Une nouvelle fois, le nom d'Elon Musk se retrouve au cœur d'une tempête géopolitique. Le patron de SpaceX a été la cible d'une interpellation cinglante de la part du gouvernement polonais, qui lui reproche le rôle joué par son réseau de satellites Starlink dans le conflit ukrainien.

L'accusation, portée sur la place publique du réseau social X, est directe et met l'homme d'affaires face à ses responsabilités stratégiques. Cette confrontation met en lumière la complexité de bloquer l'accès russe sans pénaliser les forces ukrainiennes, également dépendantes du service de télécommunications par satellite.

Un appel direct et une accusation grave

C'est par un message sans détour que Radosław Sikorski, vice-Premier ministre et chef de la diplomatie polonaise, a mis le feu aux poudres. « Hey, grand homme, @elonmusk, pourquoi tu n’empêches pas les Russes d’utiliser Starlink pour viser les villes ukrainiennes ? », a-t-il lancé, avant d'asséner : « Faire de l'argent sur des crimes de guerre nuit à ta marque ».

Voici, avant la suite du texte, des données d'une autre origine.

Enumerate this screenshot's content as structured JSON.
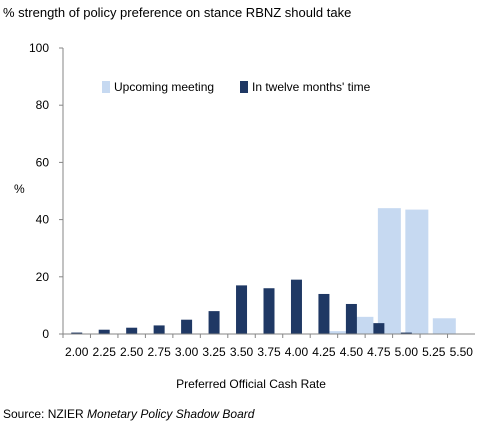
{
  "chart_data": {
    "type": "bar",
    "title": "% strength of policy preference on stance RBNZ should take",
    "xlabel": "Preferred  Official Cash Rate",
    "ylabel": "%",
    "ylim": [
      0,
      100
    ],
    "yticks": [
      0,
      20,
      40,
      60,
      80,
      100
    ],
    "categories": [
      "2.00",
      "2.25",
      "2.50",
      "2.75",
      "3.00",
      "3.25",
      "3.50",
      "3.75",
      "4.00",
      "4.25",
      "4.50",
      "4.75",
      "5.00",
      "5.25",
      "5.50"
    ],
    "series": [
      {
        "name": "Upcoming meeting",
        "color": "#c6d9f1",
        "values": [
          0,
          0,
          0,
          0,
          0,
          0,
          0,
          0,
          0,
          1,
          6,
          44,
          43.5,
          5.5,
          0
        ]
      },
      {
        "name": "In twelve months' time",
        "color": "#1f3864",
        "values": [
          0.5,
          1.5,
          2.2,
          3,
          5,
          8,
          17,
          16,
          19,
          14,
          10.5,
          3.8,
          0.5,
          0,
          0
        ]
      }
    ],
    "legend": "top-right",
    "grid": false
  },
  "source": {
    "prefix": "Source: NZIER ",
    "italic": "Monetary Policy Shadow Board"
  }
}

Cette sortie, particulièrement offensive, vise directement la supposée inaction de SpaceX et de son dirigeant, Elon Musk.

drone russe Starlink

Cette déclaration fait suite à une publication de l'Institute for the Study of War (ISW), un groupe de réflexion américain, qui a documenté un usage croissant de la technologie Starlink par la Russie.

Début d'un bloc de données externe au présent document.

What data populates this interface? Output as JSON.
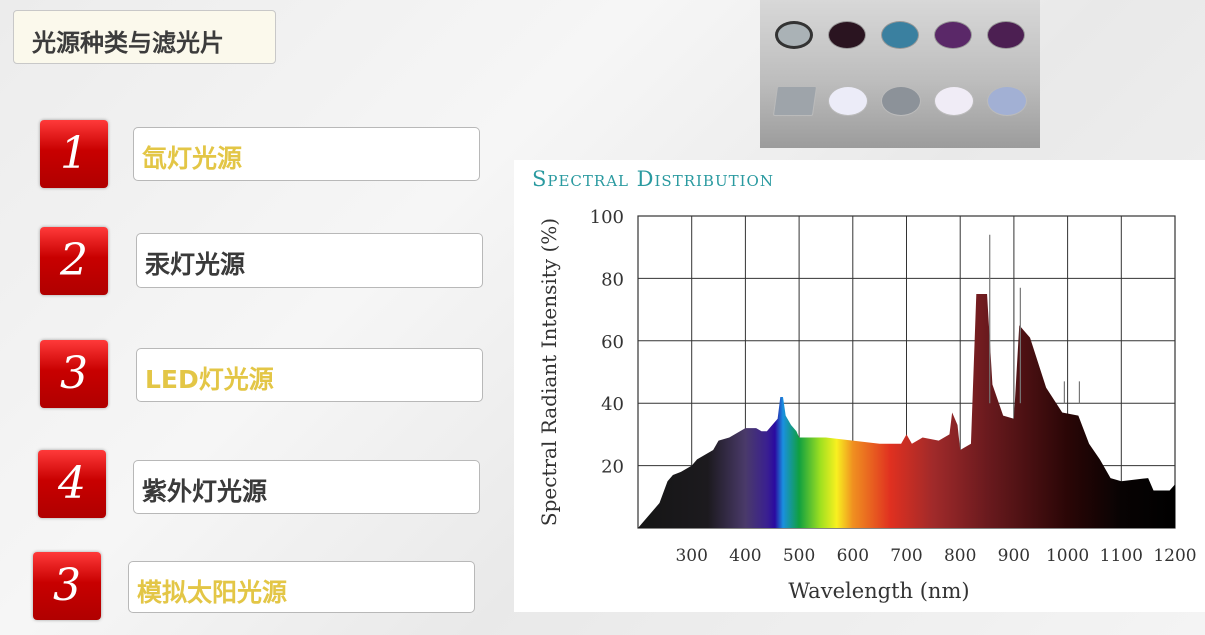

Selon l'institut, Moscou exploiterait de plus en plus le réseau pour coordonner et guider ses attaques de drones, retournant ainsi contre l'Ukraine une technologie qui fut essentielle à sa propre défense au début du conflit.

Comment la Russie exploite-t-elle le réseau satellitaire ?

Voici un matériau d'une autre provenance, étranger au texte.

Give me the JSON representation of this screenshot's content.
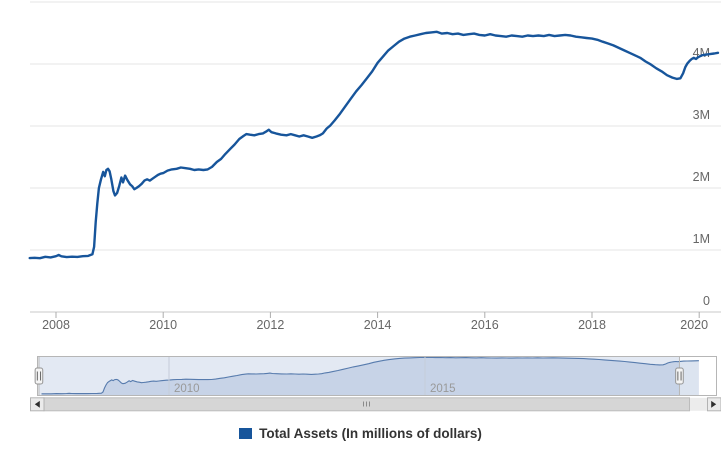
{
  "legend": {
    "label": "Total Assets (In millions of dollars)",
    "swatch_color": "#17559B"
  },
  "colors": {
    "series_line": "#17559B",
    "gridline": "#e6e6e6",
    "axis_line": "#c9c9c9",
    "tick": "#adadad",
    "axis_label": "#666666",
    "nav_line": "#5076A8",
    "nav_fill": "#dce4f0",
    "nav_mask": "rgba(113,144,197,0.20)",
    "nav_outline": "#b6b6b6",
    "nav_grid": "#c6ccd8",
    "nav_label": "#999999",
    "handle_fill": "#f4f4f4",
    "handle_border": "#959595",
    "handle_stripe": "#666666",
    "scroll_track": "#ececec",
    "scroll_thumb": "#d6d6d6",
    "scroll_thumb_border": "#bcbcbc",
    "scroll_button": "#ebebeb",
    "scroll_button_border": "#b3b3b3",
    "scroll_arrow": "#303030",
    "scroll_grip": "#8a8a8a"
  },
  "chart_data": {
    "type": "line",
    "title": "",
    "xlabel": "",
    "ylabel": "",
    "unit": "millions of dollars",
    "grid": true,
    "legend_position": "bottom-center",
    "y_axis_side": "right",
    "xlim": [
      2007.51,
      2020.39
    ],
    "ylim": [
      0,
      5000000
    ],
    "x_ticks": [
      2008,
      2010,
      2012,
      2014,
      2016,
      2018,
      2020
    ],
    "y_ticks": [
      {
        "value": 0,
        "label": "0"
      },
      {
        "value": 1000000,
        "label": "1M"
      },
      {
        "value": 2000000,
        "label": "2M"
      },
      {
        "value": 3000000,
        "label": "3M"
      },
      {
        "value": 4000000,
        "label": "4M"
      },
      {
        "value": 5000000,
        "label": ""
      }
    ],
    "navigator": {
      "xlim": [
        2007.44,
        2020.68
      ],
      "selected_range": [
        2007.45,
        2019.97
      ],
      "labels": [
        {
          "year": 2010,
          "label": "2010"
        },
        {
          "year": 2015,
          "label": "2015"
        }
      ]
    },
    "series": [
      {
        "name": "Total Assets (In millions of dollars)",
        "color": "#17559B",
        "points": [
          [
            2007.51,
            870000
          ],
          [
            2007.6,
            875000
          ],
          [
            2007.7,
            868000
          ],
          [
            2007.8,
            890000
          ],
          [
            2007.9,
            880000
          ],
          [
            2008.0,
            900000
          ],
          [
            2008.05,
            920000
          ],
          [
            2008.1,
            898000
          ],
          [
            2008.2,
            885000
          ],
          [
            2008.3,
            892000
          ],
          [
            2008.4,
            888000
          ],
          [
            2008.5,
            900000
          ],
          [
            2008.6,
            905000
          ],
          [
            2008.68,
            930000
          ],
          [
            2008.71,
            1050000
          ],
          [
            2008.74,
            1450000
          ],
          [
            2008.77,
            1750000
          ],
          [
            2008.8,
            2000000
          ],
          [
            2008.84,
            2140000
          ],
          [
            2008.88,
            2260000
          ],
          [
            2008.91,
            2190000
          ],
          [
            2008.94,
            2290000
          ],
          [
            2008.97,
            2310000
          ],
          [
            2009.0,
            2270000
          ],
          [
            2009.03,
            2150000
          ],
          [
            2009.07,
            1950000
          ],
          [
            2009.1,
            1880000
          ],
          [
            2009.14,
            1920000
          ],
          [
            2009.18,
            2030000
          ],
          [
            2009.22,
            2170000
          ],
          [
            2009.25,
            2090000
          ],
          [
            2009.29,
            2200000
          ],
          [
            2009.33,
            2130000
          ],
          [
            2009.38,
            2060000
          ],
          [
            2009.42,
            2030000
          ],
          [
            2009.46,
            1980000
          ],
          [
            2009.5,
            2000000
          ],
          [
            2009.55,
            2030000
          ],
          [
            2009.6,
            2070000
          ],
          [
            2009.65,
            2120000
          ],
          [
            2009.7,
            2140000
          ],
          [
            2009.75,
            2120000
          ],
          [
            2009.8,
            2150000
          ],
          [
            2009.85,
            2180000
          ],
          [
            2009.9,
            2210000
          ],
          [
            2009.95,
            2230000
          ],
          [
            2010.0,
            2240000
          ],
          [
            2010.08,
            2280000
          ],
          [
            2010.16,
            2300000
          ],
          [
            2010.25,
            2310000
          ],
          [
            2010.33,
            2330000
          ],
          [
            2010.42,
            2320000
          ],
          [
            2010.5,
            2310000
          ],
          [
            2010.58,
            2290000
          ],
          [
            2010.66,
            2300000
          ],
          [
            2010.75,
            2290000
          ],
          [
            2010.83,
            2300000
          ],
          [
            2010.91,
            2340000
          ],
          [
            2011.0,
            2420000
          ],
          [
            2011.08,
            2470000
          ],
          [
            2011.16,
            2550000
          ],
          [
            2011.25,
            2630000
          ],
          [
            2011.33,
            2700000
          ],
          [
            2011.42,
            2790000
          ],
          [
            2011.5,
            2840000
          ],
          [
            2011.55,
            2870000
          ],
          [
            2011.62,
            2860000
          ],
          [
            2011.7,
            2850000
          ],
          [
            2011.78,
            2870000
          ],
          [
            2011.86,
            2880000
          ],
          [
            2011.92,
            2910000
          ],
          [
            2011.97,
            2940000
          ],
          [
            2012.02,
            2900000
          ],
          [
            2012.1,
            2880000
          ],
          [
            2012.2,
            2860000
          ],
          [
            2012.3,
            2850000
          ],
          [
            2012.38,
            2870000
          ],
          [
            2012.46,
            2850000
          ],
          [
            2012.54,
            2830000
          ],
          [
            2012.62,
            2850000
          ],
          [
            2012.7,
            2830000
          ],
          [
            2012.78,
            2810000
          ],
          [
            2012.86,
            2830000
          ],
          [
            2012.92,
            2850000
          ],
          [
            2012.98,
            2880000
          ],
          [
            2013.05,
            2960000
          ],
          [
            2013.12,
            3010000
          ],
          [
            2013.2,
            3090000
          ],
          [
            2013.3,
            3200000
          ],
          [
            2013.4,
            3320000
          ],
          [
            2013.5,
            3440000
          ],
          [
            2013.6,
            3560000
          ],
          [
            2013.7,
            3660000
          ],
          [
            2013.8,
            3770000
          ],
          [
            2013.9,
            3880000
          ],
          [
            2014.0,
            4020000
          ],
          [
            2014.1,
            4120000
          ],
          [
            2014.2,
            4220000
          ],
          [
            2014.3,
            4290000
          ],
          [
            2014.4,
            4360000
          ],
          [
            2014.5,
            4410000
          ],
          [
            2014.6,
            4440000
          ],
          [
            2014.7,
            4460000
          ],
          [
            2014.8,
            4480000
          ],
          [
            2014.9,
            4500000
          ],
          [
            2015.0,
            4510000
          ],
          [
            2015.1,
            4520000
          ],
          [
            2015.2,
            4490000
          ],
          [
            2015.3,
            4500000
          ],
          [
            2015.4,
            4480000
          ],
          [
            2015.5,
            4490000
          ],
          [
            2015.6,
            4470000
          ],
          [
            2015.7,
            4480000
          ],
          [
            2015.8,
            4490000
          ],
          [
            2015.9,
            4470000
          ],
          [
            2016.0,
            4460000
          ],
          [
            2016.1,
            4480000
          ],
          [
            2016.2,
            4460000
          ],
          [
            2016.3,
            4450000
          ],
          [
            2016.4,
            4440000
          ],
          [
            2016.5,
            4460000
          ],
          [
            2016.6,
            4450000
          ],
          [
            2016.7,
            4440000
          ],
          [
            2016.8,
            4460000
          ],
          [
            2016.9,
            4450000
          ],
          [
            2017.0,
            4460000
          ],
          [
            2017.1,
            4450000
          ],
          [
            2017.2,
            4470000
          ],
          [
            2017.3,
            4450000
          ],
          [
            2017.4,
            4460000
          ],
          [
            2017.5,
            4470000
          ],
          [
            2017.6,
            4460000
          ],
          [
            2017.7,
            4440000
          ],
          [
            2017.8,
            4430000
          ],
          [
            2017.9,
            4420000
          ],
          [
            2018.0,
            4410000
          ],
          [
            2018.1,
            4390000
          ],
          [
            2018.2,
            4360000
          ],
          [
            2018.3,
            4330000
          ],
          [
            2018.4,
            4300000
          ],
          [
            2018.5,
            4260000
          ],
          [
            2018.6,
            4220000
          ],
          [
            2018.7,
            4180000
          ],
          [
            2018.8,
            4140000
          ],
          [
            2018.9,
            4100000
          ],
          [
            2019.0,
            4040000
          ],
          [
            2019.1,
            3990000
          ],
          [
            2019.2,
            3930000
          ],
          [
            2019.3,
            3880000
          ],
          [
            2019.4,
            3820000
          ],
          [
            2019.5,
            3780000
          ],
          [
            2019.58,
            3760000
          ],
          [
            2019.65,
            3770000
          ],
          [
            2019.7,
            3850000
          ],
          [
            2019.74,
            3950000
          ],
          [
            2019.78,
            4010000
          ],
          [
            2019.82,
            4050000
          ],
          [
            2019.86,
            4080000
          ],
          [
            2019.9,
            4100000
          ],
          [
            2019.94,
            4080000
          ],
          [
            2019.98,
            4110000
          ],
          [
            2020.05,
            4140000
          ],
          [
            2020.12,
            4150000
          ],
          [
            2020.2,
            4160000
          ],
          [
            2020.28,
            4170000
          ],
          [
            2020.35,
            4180000
          ]
        ]
      }
    ]
  }
}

L'avantage tactique offert par Starlink aux forces russes est considérable. Le rapport de l'ISW souligne que les drones d’attaque BM-35, une fois connectés au réseau satellitaire, voient leur capacité de frappe décuplée.

Ils peuvent ainsi mener des opérations de moyenne portée, avec une portée présumée de 500 kilomètres. Une telle capacité met à leur merci non seulement une grande partie du territoire ukrainien, mais aussi la Moldavie et des régions de la Pologne, de la Roumanie et de la Lituanie.

starlink

Face à ces accusations, la question de l'approvisionnement se pose. SpaceX a toujours soutenu ne pas vendre ses terminaux à la Russie. En février 2024, Elon Musk avait démenti formellement toute transaction directe.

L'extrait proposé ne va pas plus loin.